Still, Matto told the court that the free architectural drawings he gave Lauretti didn’t do him much good when he was trying to develop a property off Rocky Rest Road. When Matto came into conflict with the Planning and Zoning Commission, he turned to Lauretti for help.

The mayor, he said, hasn’t done much for him.

“It’s not that he couldn’t do it,” Matto said. “I don’t think he tried.

Still, Matto claimed Lauretti asked him for help raising the roof line of his house. “I made a sketch for him,” he says. “He never asked me to draw plans.

But it didn’t end with plans or Lauretti.

Thomas D’Addario, of the D’Addario car dealership in Shelton, explained a series of three-day vehicle trades and purchases that would have allowed Botti to sell his 2006 dump truck to Elliot Wilson, the manager of the city ​​building, for $ 4,000. below market value. Wilson pleaded guilty in February to lying to a grand jury in the case.

They learned from Barry Mucci, another Shelton developer, how Alvaro DaSilva, then chairman of the Inland Wetlands Commission, was the silent partner in what turned out to be an unsuccessful plan to transform an animal hospital on Todd Road. into a residential development.

“Al DaSilva is a co-conspirator in this matter,” Dow told Mucci, who immediately raised objections from the prosecution.

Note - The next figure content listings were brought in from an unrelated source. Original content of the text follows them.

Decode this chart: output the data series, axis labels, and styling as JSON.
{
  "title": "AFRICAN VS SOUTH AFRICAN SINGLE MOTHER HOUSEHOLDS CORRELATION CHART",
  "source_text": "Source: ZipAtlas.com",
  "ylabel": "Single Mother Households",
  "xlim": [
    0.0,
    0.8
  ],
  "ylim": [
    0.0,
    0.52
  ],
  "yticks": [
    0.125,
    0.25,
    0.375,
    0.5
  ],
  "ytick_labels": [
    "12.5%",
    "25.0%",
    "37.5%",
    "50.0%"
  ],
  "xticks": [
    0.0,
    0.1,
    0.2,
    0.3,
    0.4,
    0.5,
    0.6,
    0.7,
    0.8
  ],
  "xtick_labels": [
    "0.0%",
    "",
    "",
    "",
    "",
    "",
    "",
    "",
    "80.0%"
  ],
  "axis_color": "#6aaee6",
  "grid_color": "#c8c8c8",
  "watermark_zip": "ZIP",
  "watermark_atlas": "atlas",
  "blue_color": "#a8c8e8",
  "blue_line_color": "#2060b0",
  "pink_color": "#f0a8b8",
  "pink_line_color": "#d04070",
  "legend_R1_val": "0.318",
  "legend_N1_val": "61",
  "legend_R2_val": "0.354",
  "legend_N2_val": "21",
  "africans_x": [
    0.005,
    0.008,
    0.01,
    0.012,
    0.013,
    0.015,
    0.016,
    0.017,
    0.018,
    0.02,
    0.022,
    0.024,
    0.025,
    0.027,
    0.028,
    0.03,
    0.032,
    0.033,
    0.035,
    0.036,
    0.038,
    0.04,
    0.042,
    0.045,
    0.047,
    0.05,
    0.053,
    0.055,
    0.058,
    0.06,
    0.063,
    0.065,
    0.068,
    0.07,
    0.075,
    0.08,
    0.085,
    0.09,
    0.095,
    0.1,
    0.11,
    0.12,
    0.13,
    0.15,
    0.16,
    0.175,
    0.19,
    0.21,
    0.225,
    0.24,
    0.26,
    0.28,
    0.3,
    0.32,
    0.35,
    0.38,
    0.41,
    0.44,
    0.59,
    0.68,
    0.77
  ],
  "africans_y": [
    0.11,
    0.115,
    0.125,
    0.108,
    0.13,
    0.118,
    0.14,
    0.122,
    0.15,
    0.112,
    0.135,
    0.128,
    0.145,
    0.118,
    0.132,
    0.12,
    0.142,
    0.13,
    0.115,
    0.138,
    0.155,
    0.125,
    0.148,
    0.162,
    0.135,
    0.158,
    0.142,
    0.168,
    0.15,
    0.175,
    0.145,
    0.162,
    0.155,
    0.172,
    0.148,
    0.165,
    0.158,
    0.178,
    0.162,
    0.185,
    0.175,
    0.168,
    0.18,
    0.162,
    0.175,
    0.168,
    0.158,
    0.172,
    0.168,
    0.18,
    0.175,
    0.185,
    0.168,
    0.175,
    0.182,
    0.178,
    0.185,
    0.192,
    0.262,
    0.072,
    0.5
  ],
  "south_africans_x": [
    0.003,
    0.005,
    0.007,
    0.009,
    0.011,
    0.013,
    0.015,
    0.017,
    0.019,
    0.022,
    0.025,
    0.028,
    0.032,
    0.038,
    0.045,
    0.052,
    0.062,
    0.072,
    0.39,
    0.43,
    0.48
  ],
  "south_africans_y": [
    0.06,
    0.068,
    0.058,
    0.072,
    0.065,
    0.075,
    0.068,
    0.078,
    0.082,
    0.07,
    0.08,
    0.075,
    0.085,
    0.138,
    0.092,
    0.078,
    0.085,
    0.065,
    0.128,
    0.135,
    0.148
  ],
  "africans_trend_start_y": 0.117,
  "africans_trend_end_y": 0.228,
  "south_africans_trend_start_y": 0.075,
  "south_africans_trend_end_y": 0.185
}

DaSilva is expected to testify later.

Coming back to Botti, Mucci – who did excavation work for Botti – said he “was often fuming and raving … One of his famous phrases was: ‘The mayor owes me’. He said it several times. “

In his opening remarks, Schechter told the court: “James Botti and Mark Lauretti fell out” after the scandal that enveloped the government of the day. John G. Rowland went public on December 13, 2003.

Within weeks, he told the jury that Lauretti had paid the bills, but Botti redirected the money to the mayor in several ways, including hosting a $ 9,000 Christmas party at a restaurant the mayor owned in the city. ‘era.

In his opening remarks, Dow conceded: “There is no doubt that James Botti has done a favor for his childhood friend, Mark Lauretti.”

In 2002, Dow admitted that Botti had helped “organize work for Mark Lauretti’s house.”

At the same time, the attorney said Lauretti had done nothing for Crown Point and Kings Point, the two Bridgeport Avenue commercial properties that Botti was developing during this period.

“There is no doubt that the mayor fought for his friend in 2006 for the development of 828 Bridgeport Ave. because it was good for the community,” said Dow, referring to another of Botti.